Could it be that some things can be built-into us; but other things can't - and can only be achieved by our own personal efforts, choices, will etc.

And that life is perhaps (partly, but significantly) about this process of getting-more-conscious?

(I mean my life, not everybody's life who ever lived - including the majority of people who died in the womb or as infants or in other ways. But my life, and yours who read this.)

And conscious about death too? I presume so. Whatever we think about dying needs to be in a context of the meaning and purpose of death; and what we think about dying can only be coherent if there is indeed meaning and purpose to death.


The meaning and purpose of life and death are therefore not abstract - and they are personal. They are personal, but they are a matter of reality, not of opinion.

The reality of meaning and purpose in my life, your life, every life - is there. Meaning is there, whether we know it or not.

And our task (yours and mine - but not everybody's task) is to become explicitly, consciously aware of that reality.


(But whether or not we want-to, or can, communicate that consciously-known reality to some specific other-people, under the prevailing constraints of time, space and personal interest and attitudes... is a very secondary matter.)


4 comments:

David Balfour said...

I agree that death is meaningful in the context of Christian faith but I still fear it or feel perplexed by it in contemplation. The finality of the thing is difficult to fully accept but I know I must. It does tend to play on my mind quite often If I am honest. Either the morbid contemplation of my own death or more often that of a loved one. Perhaps I will feel different when it comes to that inevitable day if it happens in a way that enables preparation for it. Of course, sometimes death comes suddenly and without warning and we cannot prepare for it, only go through it, or adjust to the suddenness of a death of someone we know or love. I think that as a Christian, the issue should no longer be charged with such emotion or occasional dread, as, if I really believe what I claim to believe then I can be reassured that something better awaits beyond mortal life and death is not the extinction of being accepted as inevitable by modern culture. I hope thats true. I believe it is true - and yet I still fear death. Can you relate to this? Or have you reached a point of understanding that has left these residual human tendencies behind - to meet death with confident acceptance and faith that it is a door to the next stage of the souls journey. I imagine most of us will feel a deep-seated fear of death, especially in a culture that avoids acknowledging it and makes little preparation for it in life.

Bruce Charlton said...

@David - I suppose the best is not to expect feelings to be consistent at all times - we have our ups and downs; and that seems to be part of the plan, part of what we need to learn.

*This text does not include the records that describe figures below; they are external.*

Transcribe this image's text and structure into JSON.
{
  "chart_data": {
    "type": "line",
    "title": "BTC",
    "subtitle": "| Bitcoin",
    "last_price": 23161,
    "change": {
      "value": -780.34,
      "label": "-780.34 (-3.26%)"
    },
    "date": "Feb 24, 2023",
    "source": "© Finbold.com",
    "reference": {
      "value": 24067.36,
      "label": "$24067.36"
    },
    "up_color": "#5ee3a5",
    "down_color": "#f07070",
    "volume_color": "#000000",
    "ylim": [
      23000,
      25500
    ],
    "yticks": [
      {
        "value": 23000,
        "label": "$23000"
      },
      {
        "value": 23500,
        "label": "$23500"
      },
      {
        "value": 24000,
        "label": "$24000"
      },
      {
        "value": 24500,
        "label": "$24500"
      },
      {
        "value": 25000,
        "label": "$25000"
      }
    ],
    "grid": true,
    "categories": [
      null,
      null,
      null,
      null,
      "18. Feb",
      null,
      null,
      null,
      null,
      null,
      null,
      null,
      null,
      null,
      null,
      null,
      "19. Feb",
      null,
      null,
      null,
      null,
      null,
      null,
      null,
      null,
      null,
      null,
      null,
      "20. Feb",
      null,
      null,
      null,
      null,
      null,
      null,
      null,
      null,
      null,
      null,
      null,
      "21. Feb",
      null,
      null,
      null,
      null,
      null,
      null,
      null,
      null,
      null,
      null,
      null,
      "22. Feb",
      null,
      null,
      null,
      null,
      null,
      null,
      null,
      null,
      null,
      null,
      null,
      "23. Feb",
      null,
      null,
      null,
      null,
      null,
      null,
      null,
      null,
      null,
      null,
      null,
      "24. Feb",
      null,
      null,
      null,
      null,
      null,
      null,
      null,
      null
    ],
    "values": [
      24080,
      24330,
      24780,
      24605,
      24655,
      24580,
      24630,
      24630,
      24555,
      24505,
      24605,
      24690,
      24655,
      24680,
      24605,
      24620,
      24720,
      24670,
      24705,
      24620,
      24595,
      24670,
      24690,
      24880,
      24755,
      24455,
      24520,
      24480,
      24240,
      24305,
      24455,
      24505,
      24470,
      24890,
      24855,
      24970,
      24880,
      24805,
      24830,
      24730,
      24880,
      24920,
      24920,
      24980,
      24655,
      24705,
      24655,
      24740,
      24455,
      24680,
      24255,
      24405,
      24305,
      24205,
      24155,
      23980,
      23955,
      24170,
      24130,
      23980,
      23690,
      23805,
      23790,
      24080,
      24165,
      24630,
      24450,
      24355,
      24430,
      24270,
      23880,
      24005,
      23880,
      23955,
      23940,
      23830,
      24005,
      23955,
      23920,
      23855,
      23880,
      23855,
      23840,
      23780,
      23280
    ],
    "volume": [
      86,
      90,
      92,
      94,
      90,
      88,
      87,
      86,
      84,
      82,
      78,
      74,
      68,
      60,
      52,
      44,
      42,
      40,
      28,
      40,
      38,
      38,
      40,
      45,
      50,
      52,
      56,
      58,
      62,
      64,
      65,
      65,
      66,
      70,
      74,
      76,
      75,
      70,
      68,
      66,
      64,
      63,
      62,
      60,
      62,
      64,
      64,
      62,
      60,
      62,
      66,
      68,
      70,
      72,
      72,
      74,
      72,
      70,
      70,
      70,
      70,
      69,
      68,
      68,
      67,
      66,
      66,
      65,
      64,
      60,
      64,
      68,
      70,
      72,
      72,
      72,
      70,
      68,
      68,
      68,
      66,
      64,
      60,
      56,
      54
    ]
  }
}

But each death is different - some feel 'right' and others not.

Clearly death is not necessarily easy and often very difficult indeed; even for Jesus, who knew what lay on the other side.

Chiu ChunLing said...

The fear of death is deeply instinctive to humans, much like the desire for sexual satisfactions. Remove the intellectual foundation for treating such instincts as undeniable truth, and you provide a basis for resisting them, but only a basis. The actual work is still left up to the fortitude and will.

Bruce Charlton said...

@CCL _ I think there is a lot of variation according to age, for example - and the mode/ reason for death - as well as the nature of the dying. But as a generalisation, yes, humans certainly do fear death.